Symptoms & Treatment for Motility Disorders
Esophageal manometry, a study used to measure pressures and function of the esophagus, is a tool used to evaluate the ability of the esophageal muscles to transport liquid and food from your mouth to your stomach.
Esophageal manometry can help your doctor to detect problems that result in difficulty swallowing, also known as dysphagia. Certain disorders, such as achalasia or esophageal spasming, can be identified based on the results of an esophageal manometry study.
Additionally, esophageal manometry may be useful when used on patients with gastroesophageal reflux disease (GERD) as well as to diagnose an incompetent lower esophageal sphincter (LES).
Esophageal manometry is often used during a pre-operative assessment for patients who are considering having anti-reflux surgery or another GERD-related procedure, including LINX, trans-oral incisionless fundoplication/TIF, or nissan fundoplication). It is also used to evaluate patients with achalasia prior to certain surgeries.
At Gotham Medical Associates, we use state-of-the-art manometry technology, which includes high resolution manometry (HRM) as well as impedance that traces fluid movement with ionic sensing.
The test, which takes only about 15 minutes to perform, can be done at our midtown office location. Patients do not need to be sedated during the test and can continue daily activities once it is complete. The testing involves placing a small, flexible catheter through the patient’s esophagus and into the stomach. Once it is in place, the patient is asked to swallow salty water 10 times to allow an accurate measurement to be taken. Once the swallowing is done, the catheter is removed and the testing is complete.
Esophageal 24 hr pH-Impedance Study & Bravo 48 HR pH Study
An esophageal 24 hr pH-impedance (pH-Z) study is a medical test that analyzes and records stomach contents as they move up into the esophagus.
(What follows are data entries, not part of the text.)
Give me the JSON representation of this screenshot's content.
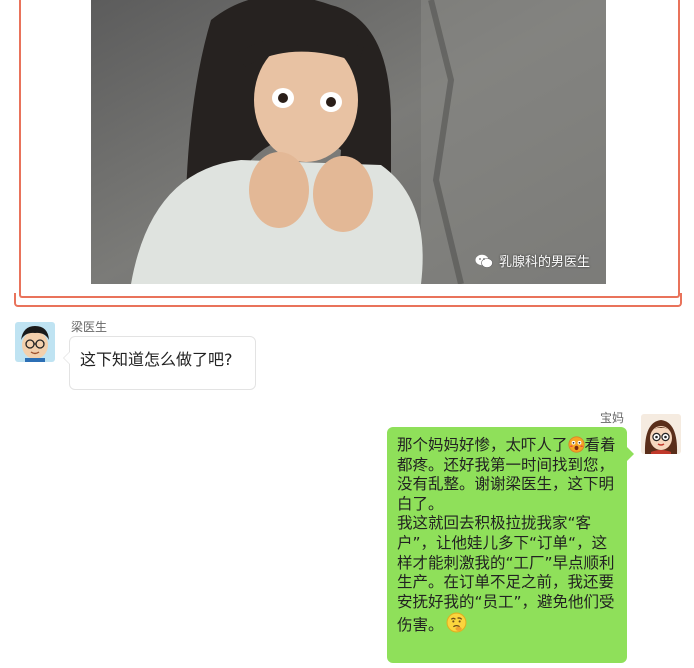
{
  "image": {
    "watermark": "乳腺科的男医生",
    "watermark_icon": "wechat-icon"
  },
  "frame_color": "#e9735b",
  "doctor": {
    "name": "梁医生",
    "avatar_icon": "doctor-avatar",
    "message": "这下知道怎么做了吧?"
  },
  "mom": {
    "name": "宝妈",
    "avatar_icon": "mom-avatar",
    "bubble_color": "#8fe05a",
    "message_p1_a": "那个妈妈好惨，太吓人了",
    "emoji_1": "frightened-emoji",
    "message_p1_b": "看着都疼。还好我第一时间找到您，没有乱整。谢谢梁医生，这下明白了。",
    "message_p2": "我这就回去积极拉拢我家“客户”，让他娃儿多下“订单“，这样才能刺激我的“工厂”早点顺利生产。在订单不足之前，我还要安抚好我的“员工”，避免他们受伤害。",
    "emoji_2": "thinking-emoji"
  }
}
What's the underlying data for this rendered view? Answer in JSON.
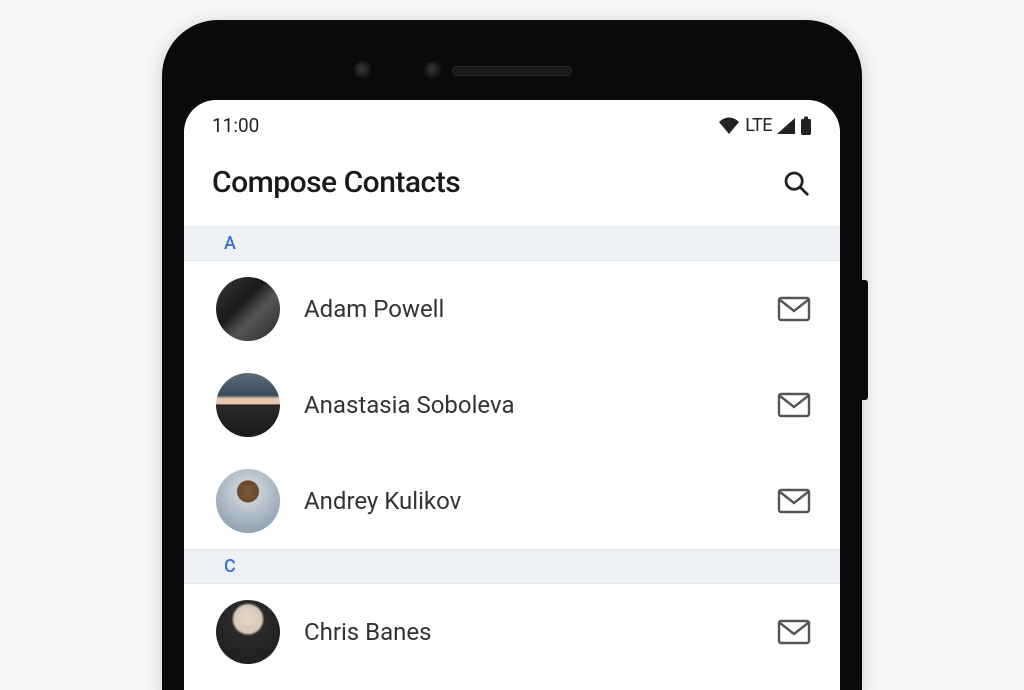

It can detects if the content of the reflux is acidic or non-acidic.
Esophageal pH-impedance monitoring is used for patients who are considering endoscopic surgery for reflux repair. It may also be used to diagnose or evaluate those who suspect they may be suffering from laryngo-pharyngeal reflux (LPR).
During the procedure, your physician will insert a single-use, thin catheter through your esophagus. This catheter has a small portable recorder at the end. The catheter remains in place for 24 hours, during which data is collected through the recording device and submitted to your physician’s computer for analysis.
A similar study, called the bravo 48 hr pH test, is another type of esophageal test that gives your doctor the ability to detect whether acid is present in the esophagus. During the procedure, a small capsule is put into the distal esophagus and transfers data through a portable recording device to be analyzed by your physician. This type of testing is not able to diagnose non-acid or low-acid reflux problems.
Anorectal manometry is a commonly used test that provides comprehensive information about anorectal functioning. The test can give feedback about the anal sphincter and its function, anorectal reflex, continence and defecation mechanisms, rectal sensation, and rectal compliance.
Some of the common reasons for undergoing anorectal manometry include:
- To evaluate fecal incontinence or refractory constipation
- To evaluate pelvic floor dyssynergia
- To diagnose Hirschprung’s disease
- To diagnose anatomic anal sphincter defects
At Gotham Medical Associates, we use the latest technology, high resolution 3D anorectal manometry.
Anorectal manometry is a simple and well-tolerated test that is commonly used. Patients will not need to be sedated and the test takes just minutes to complete in our outpatient center. During the procedure, a thin and flexible catheter is inserted rectally and measures pressures of the external and internal sphincters using a small sensor.